I have two separate data frames, where I'd like to add specific columns from the second data frame to the first one but I want their values to match specific rows in the first one, mainly whenever its says 'red' in the 'descriptor' column and also match for 'date' and 'product'.
Data frame 1:
date product descriptor
jan product1 blue
feb product2 green
mar product1 red
apr product2 blue
may product1 red
jun product2 red
Data frame 2:
date product val
mar product1 x
may product1 y
jun product2 z
I want to achieve something like this:
date product descriptor val
jan product1 blue
feb product2 green
mar product1 red x
apr product2 blue
may product1 red y
jun product2 red z
I've tried looking for something similar but couldn't find anything that exactly matches my question.
You can merge
, mask
and combine_first
:
out = df1.combine_first(df1.merge(df2.drop_duplicates(['date', 'product']),
on=['date', 'product'], how='left')
.where(df1['descriptor'].eq('red'))
)
Or, align with a MultiIndex:
cols = ['date', 'product']
df1.loc[m, ['val']] = (df2.set_index(cols)

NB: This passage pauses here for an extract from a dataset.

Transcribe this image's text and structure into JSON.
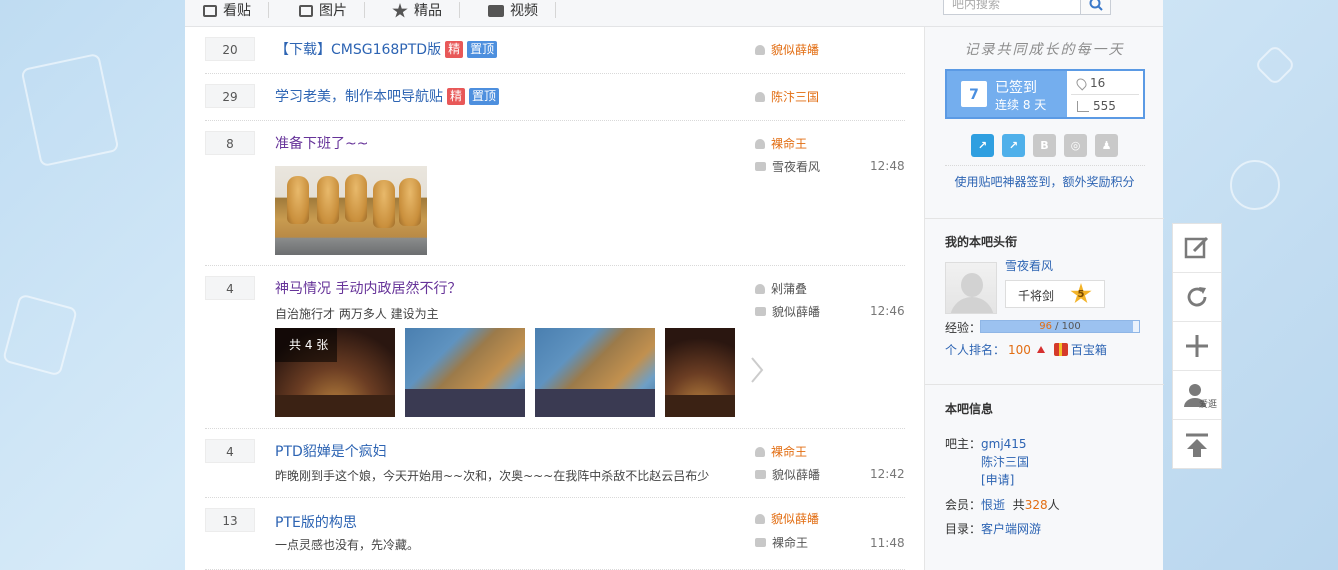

.reindex(pd.MultiIndex.from_frame(df1[cols]))
.set_axis(df1.index)
.where(df1['descriptor'].eq('red'))
)
Or perform a classical merge
, then fix the values:
out = df1.merge(df2, how='left')
out.loc[df1['descriptor'].ne('red'), ['val']] = float('nan')
Output:
date descriptor product val
0 jan blue product1 NaN
1 feb green product2 NaN
2 mar red product1 x
3 apr blue product2 NaN
4 may red product1 y
5 jun red product2 z